Microsoft Agent 365 (with Entra Agent ID)
Microsoft’s umbrella product for agentic-AI governance, positioned by Microsoft as “the control plane for agents” (Vasu Jakkal, Microsoft Security Blog, March 2026). Agent 365 reached general availability on May 1, 2026 as part of the new Microsoft 365 E7: The Frontier Suite SKU (bundled with Microsoft 365 Copilot, Microsoft Entra Suite, and Microsoft 365 E5).
Agent 365 includes capabilities across three Microsoft Security pillars:
- Microsoft Entra — agent identity, conditional access, governance (this product page’s primary focus).
- Microsoft Defender — agent runtime threat detection (covered separately on the Microsoft org page).
- Microsoft Purview — data oversharing prevention for agent flows (covered separately).
Entra Agent ID is the identity-credential layer underneath Agent 365. The Agent 365 Registry is the catalog / governance layer. Together they are the Microsoft-native equivalent of what Okta for AI Agents offers for Okta-anchored organizations.
Components
Entra Agent ID is the identity credential layer: each agent is registered as a distinct identity in the Microsoft Entra directory (analogous to a service principal but typed as an agent). It supports:
- Scoped OAuth 2.1 tokens issued per agent, per task-scope
- Short-lived credentials enforced by the identity platform rather than by the agent
- RBAC policy assignment at the agent-identity level
- Integration with Conditional Access for risk-based step-up
Agent 365 Registry is the catalog and governance layer: a centralized registry of all agents deployed in an organization’s Microsoft 365 tenant. It provides:
- Agent discovery (including shadow agents not explicitly enrolled)

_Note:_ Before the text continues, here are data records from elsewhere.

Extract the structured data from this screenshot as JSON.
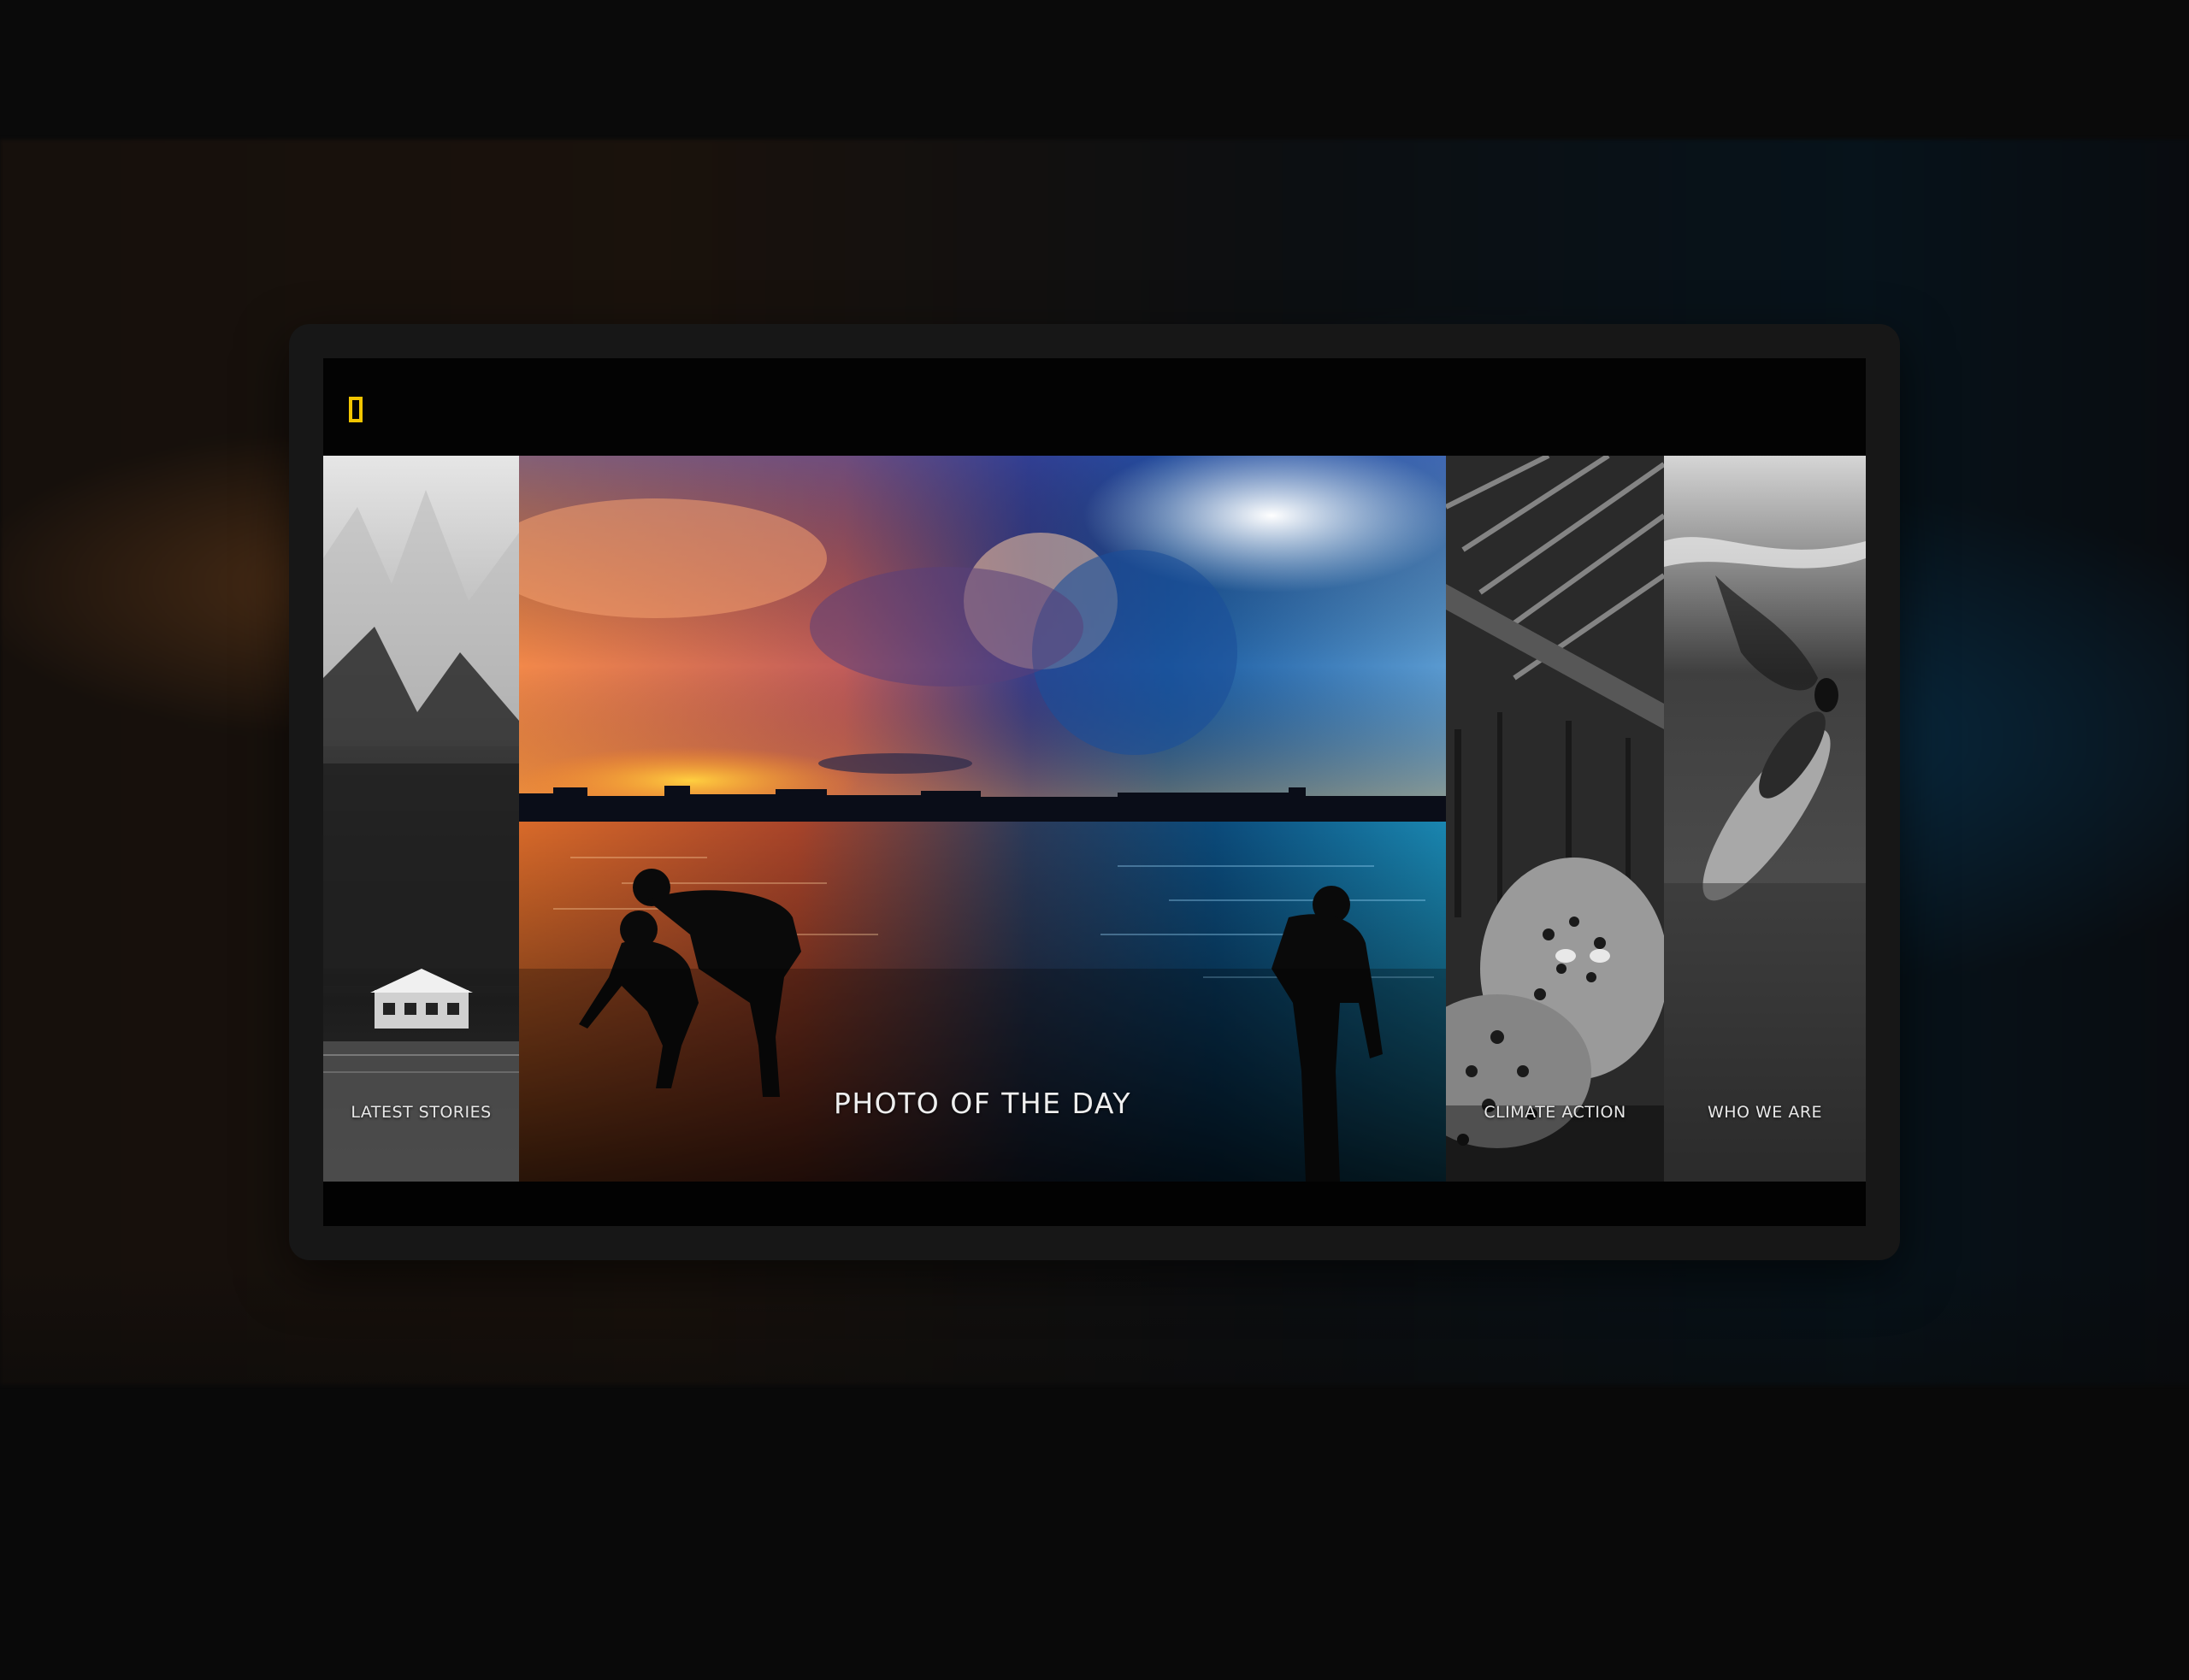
{
  "brand": {
    "logo_icon": "nat-geo-yellow-border-icon",
    "accent": "#f2c500"
  },
  "panels": [
    {
      "id": "latest",
      "label": "LATEST STORIES"
    },
    {
      "id": "photo",
      "label": "PHOTO OF THE DAY"
    },
    {
      "id": "climate",
      "label": "CLIMATE ACTION"
    },
    {
      "id": "who",
      "label": "WHO WE ARE"
    }
  ]
}
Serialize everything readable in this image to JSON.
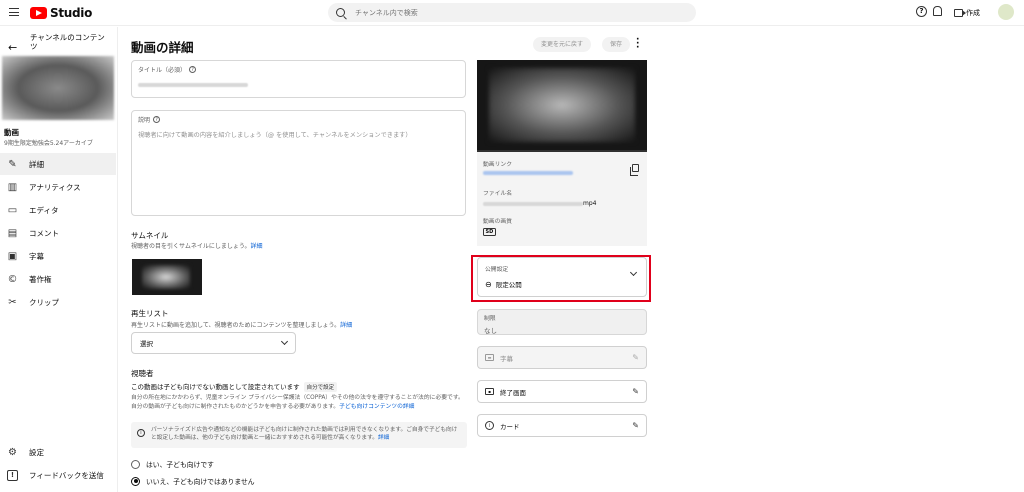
{
  "topbar": {
    "logo_text": "Studio",
    "search_placeholder": "チャンネル内で検索",
    "help_glyph": "?",
    "create_label": "作成"
  },
  "sidebar": {
    "back_glyph": "←",
    "title": "チャンネルのコンテンツ",
    "video_label": "動画",
    "video_name": "9期生限定勉強会5.24アーカイブ",
    "items": [
      {
        "label": "詳細",
        "icon": "pencil-icon",
        "glyph": "✎",
        "active": true
      },
      {
        "label": "アナリティクス",
        "icon": "analytics-icon",
        "glyph": "▥",
        "active": false
      },
      {
        "label": "エディタ",
        "icon": "editor-icon",
        "glyph": "▭",
        "active": false
      },
      {
        "label": "コメント",
        "icon": "comment-icon",
        "glyph": "▤",
        "active": false
      },
      {
        "label": "字幕",
        "icon": "subtitles-icon",
        "glyph": "▣",
        "active": false
      },
      {
        "label": "著作権",
        "icon": "copyright-icon",
        "glyph": "©",
        "active": false
      },
      {
        "label": "クリップ",
        "icon": "scissors-icon",
        "glyph": "✂",
        "active": false
      }
    ],
    "bottom_items": [
      {
        "label": "設定",
        "icon": "gear-icon",
        "glyph": "⚙"
      },
      {
        "label": "フィードバックを送信",
        "icon": "feedback-icon",
        "glyph": "!"
      }
    ]
  },
  "main": {
    "page_title": "動画の詳細",
    "undo_label": "変更を元に戻す",
    "save_label": "保存",
    "title_field": {
      "label": "タイトル（必須）"
    },
    "description_field": {
      "label": "説明",
      "placeholder": "視聴者に向けて動画の内容を紹介しましょう（@ を使用して、チャンネルをメンションできます）"
    },
    "thumbnail": {
      "heading": "サムネイル",
      "sub": "視聴者の目を引くサムネイルにしましょう。",
      "link": "詳細"
    },
    "playlist": {
      "heading": "再生リスト",
      "sub": "再生リストに動画を追加して、視聴者のためにコンテンツを整理しましょう。",
      "link": "詳細",
      "select_value": "選択"
    },
    "audience": {
      "heading": "視聴者",
      "status": "この動画は子ども向けでない動画として設定されています",
      "badge": "自分で設定",
      "body": "自分の所在地にかかわらず、児童オンライン プライバシー保護法（COPPA）やその他の法令を遵守することが法的に必要です。自分の動画が子ども向けに制作されたものかどうかを申告する必要があります。",
      "body_link": "子ども向けコンテンツの詳細",
      "info_glyph": "i",
      "info": "パーソナライズド広告や通知などの機能は子ども向けに制作された動画では利用できなくなります。ご自身で子ども向けと設定した動画は、他の子ども向け動画と一緒におすすめされる可能性が高くなります。",
      "info_link": "詳細",
      "option_yes": "はい、子ども向けです",
      "option_no": "いいえ、子ども向けではありません"
    }
  },
  "right": {
    "video_link_label": "動画リンク",
    "filename_label": "ファイル名",
    "filename_ext": "mp4",
    "quality_label": "動画の画質",
    "quality_badge": "SD",
    "visibility_label": "公開設定",
    "visibility_glyph": "⊖",
    "visibility_value": "限定公開",
    "restriction_label": "制限",
    "restriction_value": "なし",
    "subtitles_label": "字幕",
    "end_screen_label": "終了画面",
    "cards_label": "カード",
    "cards_glyph": "i",
    "edit_glyph": "✎"
  }
}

- Lifecycle event tracking (creation, rotation, suspension, decommission)
- Programmatic management via the Microsoft Graph API
- Owner-to-agent binding (every agent traces to a human principal in the directory)
ZT4AI integration
Entra Agent ID and Agent 365 Registry are core components of Microsoft’s ZT4AI (Zero Trust for AI) framework, announced March 2026. Within ZT4AI, these products implement:
- Agent Governance pillar — enrollment, approval workflows for high-risk agents, lifecycle management
- Action-to-identity tracing — every agent action is attributed to the registered agent identity, creating a durable audit trail accessible via Microsoft Purview
The Anthropic Compliance API (announced March 24, 2026) provides a complementary audit capability for Claude-powered agents: API-level attribution of model-generated actions to specific deployment identities, compatible with Entra Agent ID as the authoritative identity source.
Relation to the RA Identity plane
In the Agentic AI Security RA, Entra Agent ID appears in two Identity plane rows:
| Capability | Role |
|---|---|
| Agent identity & lifecycle | Primary enterprise COTS choice for M365/Azure-native organizations |
| Action-to-identity tracing | Native via Agent 365 + Purview; vendor-stack-locked |
The enterprise recommended stack pairs Entra Agent ID with Microsoft Agent Governance Toolkit (Apr 2026) in the Control plane for policy management.
Comparison with Okta for AI Agents
| Dimension | Okta for AI Agents | Microsoft Entra Agent ID |
|---|---|---|
| GA date | April 30, 2026 | May 1, 2026 |
| Best fit | Okta-as-IdP organizations | M365 / Azure-native organizations |
| Registry | Okta Universal Directory + Agent Discovery | Agent 365 Registry (Graph API) |
| Audit integration | Okta System Log | Microsoft Purview |
| Third-party agent support | Broader (IdP-agnostic agents) | Optimized for Microsoft Copilot agents; third-party via OIDC |
| Action tracing | Via Okta Workflows | Via Anthropic Compliance API + Purview (Claude-specific) |
CMM positioning
Equivalent to Okta for AI Agents in CMM positioning: organizations adopting Entra Agent ID reach L3 CMM on the D2 identity track. The Purview integration for action tracing enables L4 on D8 (Audit, Accountability, and Forensics).
Vendor-stack constraint
Action-to-identity tracing via Purview is deeply integrated with the Microsoft stack. Organizations using non-Microsoft models or agent frameworks may find the tracing coverage incomplete; the Anthropic Compliance API integration covers Claude-on-Azure deployments specifically.